Figure 1. Depletion of the Ca²⁺ store in mouse EDL muscle fibres and Ca²⁺ entry concomitant with refilling of the SR.

Initially, fibres were incubated in 2Ca-5K solution and treated with 2Ca-100K solution for 30 s to observe high-K⁺ contracture (lower left-hand trace). The incubation solution was then changed to 0Ca-5K solution and stimulation with 0Ca-100K solution (30 s) was repeated every 10 min. The time-integrated high-K⁺ contracture gradually decreased with each stimulation, reaching steady state after the 7th-10th treatment, at which time it had diminished to an average of about 12 % of the initial magnitude (partial depletion). Then 10 μm CPA was added to the solution (prior to the 9th treatment in this experiment), and high-K⁺ stimuli were further repeated every 10 min until fibres did not develop contractures (18th, severe depletion).

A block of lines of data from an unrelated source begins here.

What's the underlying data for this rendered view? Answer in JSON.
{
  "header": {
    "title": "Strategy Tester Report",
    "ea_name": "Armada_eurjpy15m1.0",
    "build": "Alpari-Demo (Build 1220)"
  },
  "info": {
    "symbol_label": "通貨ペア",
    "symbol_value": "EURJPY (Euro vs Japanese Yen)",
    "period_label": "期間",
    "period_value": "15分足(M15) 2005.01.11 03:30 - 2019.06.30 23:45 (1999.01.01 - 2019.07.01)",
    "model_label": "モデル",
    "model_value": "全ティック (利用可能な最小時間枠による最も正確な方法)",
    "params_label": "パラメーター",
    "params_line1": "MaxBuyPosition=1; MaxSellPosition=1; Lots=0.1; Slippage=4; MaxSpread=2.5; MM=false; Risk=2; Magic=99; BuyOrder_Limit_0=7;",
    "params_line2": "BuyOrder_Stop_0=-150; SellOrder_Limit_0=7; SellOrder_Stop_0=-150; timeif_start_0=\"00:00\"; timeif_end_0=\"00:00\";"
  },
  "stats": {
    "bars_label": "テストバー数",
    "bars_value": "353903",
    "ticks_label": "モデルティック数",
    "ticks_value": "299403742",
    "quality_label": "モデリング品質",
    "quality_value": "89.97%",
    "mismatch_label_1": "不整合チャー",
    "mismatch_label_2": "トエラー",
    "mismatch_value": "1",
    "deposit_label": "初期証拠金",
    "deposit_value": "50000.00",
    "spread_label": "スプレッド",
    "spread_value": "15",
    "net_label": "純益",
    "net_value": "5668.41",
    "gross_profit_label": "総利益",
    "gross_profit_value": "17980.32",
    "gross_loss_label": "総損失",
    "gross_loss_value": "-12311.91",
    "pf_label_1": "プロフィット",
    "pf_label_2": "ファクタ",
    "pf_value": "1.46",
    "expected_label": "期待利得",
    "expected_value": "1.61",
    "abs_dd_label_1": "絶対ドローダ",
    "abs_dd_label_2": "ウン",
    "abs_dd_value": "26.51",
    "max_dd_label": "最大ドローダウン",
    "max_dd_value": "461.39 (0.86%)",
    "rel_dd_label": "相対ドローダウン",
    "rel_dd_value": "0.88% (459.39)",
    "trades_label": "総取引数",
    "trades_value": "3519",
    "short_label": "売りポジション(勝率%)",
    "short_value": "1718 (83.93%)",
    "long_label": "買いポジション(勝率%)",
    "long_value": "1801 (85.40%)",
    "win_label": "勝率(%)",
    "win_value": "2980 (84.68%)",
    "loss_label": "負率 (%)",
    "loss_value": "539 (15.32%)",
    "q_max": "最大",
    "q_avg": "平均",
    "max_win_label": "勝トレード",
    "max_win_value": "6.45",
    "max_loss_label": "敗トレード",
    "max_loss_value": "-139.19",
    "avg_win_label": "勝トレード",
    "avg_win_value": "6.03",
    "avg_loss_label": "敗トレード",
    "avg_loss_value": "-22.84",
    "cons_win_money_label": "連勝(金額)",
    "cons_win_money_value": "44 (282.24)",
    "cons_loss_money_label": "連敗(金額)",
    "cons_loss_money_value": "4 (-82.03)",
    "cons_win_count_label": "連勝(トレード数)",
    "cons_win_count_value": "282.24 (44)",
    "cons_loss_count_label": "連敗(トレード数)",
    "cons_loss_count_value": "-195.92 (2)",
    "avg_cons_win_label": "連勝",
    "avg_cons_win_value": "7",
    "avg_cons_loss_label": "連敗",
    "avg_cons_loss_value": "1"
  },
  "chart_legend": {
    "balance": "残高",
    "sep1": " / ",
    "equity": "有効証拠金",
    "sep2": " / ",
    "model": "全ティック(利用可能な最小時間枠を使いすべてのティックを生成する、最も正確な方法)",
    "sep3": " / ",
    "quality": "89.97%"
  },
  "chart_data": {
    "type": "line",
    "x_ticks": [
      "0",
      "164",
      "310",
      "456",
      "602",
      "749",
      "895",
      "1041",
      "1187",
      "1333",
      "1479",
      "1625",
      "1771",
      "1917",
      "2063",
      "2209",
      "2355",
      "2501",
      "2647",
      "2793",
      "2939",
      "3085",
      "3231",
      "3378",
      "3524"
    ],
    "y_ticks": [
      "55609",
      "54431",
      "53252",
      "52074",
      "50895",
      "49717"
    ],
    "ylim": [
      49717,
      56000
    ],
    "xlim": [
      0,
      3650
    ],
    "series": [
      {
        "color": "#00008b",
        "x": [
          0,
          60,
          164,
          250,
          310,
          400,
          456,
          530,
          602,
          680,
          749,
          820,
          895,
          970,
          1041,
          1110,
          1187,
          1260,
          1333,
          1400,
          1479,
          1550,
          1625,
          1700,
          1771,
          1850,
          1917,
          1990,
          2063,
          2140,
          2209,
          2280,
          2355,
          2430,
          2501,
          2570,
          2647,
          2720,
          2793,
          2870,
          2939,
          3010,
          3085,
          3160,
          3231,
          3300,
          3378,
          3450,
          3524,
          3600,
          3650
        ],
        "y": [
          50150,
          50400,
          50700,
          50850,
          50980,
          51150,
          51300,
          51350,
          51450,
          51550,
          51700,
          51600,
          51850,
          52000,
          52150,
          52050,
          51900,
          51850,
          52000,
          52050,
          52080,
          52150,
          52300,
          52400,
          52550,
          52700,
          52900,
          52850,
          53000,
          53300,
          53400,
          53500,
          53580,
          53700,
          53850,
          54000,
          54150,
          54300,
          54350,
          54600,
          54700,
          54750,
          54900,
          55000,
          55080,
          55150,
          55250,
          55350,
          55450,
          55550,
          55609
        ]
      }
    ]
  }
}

The fibres were also challenged with 25 mm caffeine (25Caf), resulting in only slight tension development. After washout of CPA with 0Ca-5K solution, the fibres were incubated in 2Ca-5K solution for 2 min, followed by washing with 0Ca-5K solution, and were subsequently challenged with 0Ca-100K solution and 25 mm caffeine to determine the extent of refilling of the SR with Ca²⁺. Ordinal numbers indicate the total number of high-K⁺ treatments in Ca²⁺-free solution. The horizontal line indicates the extracellular Ca²⁺ concentration. CPA was present in the media during the period indicated by the thick line. The time scale can be applied to the tension traces but not to the intervals between. The fluorescence ratio signals corresponding to the tension responses below are also shown (upper traces); note that the Ca²⁺ signal at the 9th high-K⁺ stimulation suffered from large movement artifact, when the fibres moved out of the field, distorting the ratio signal.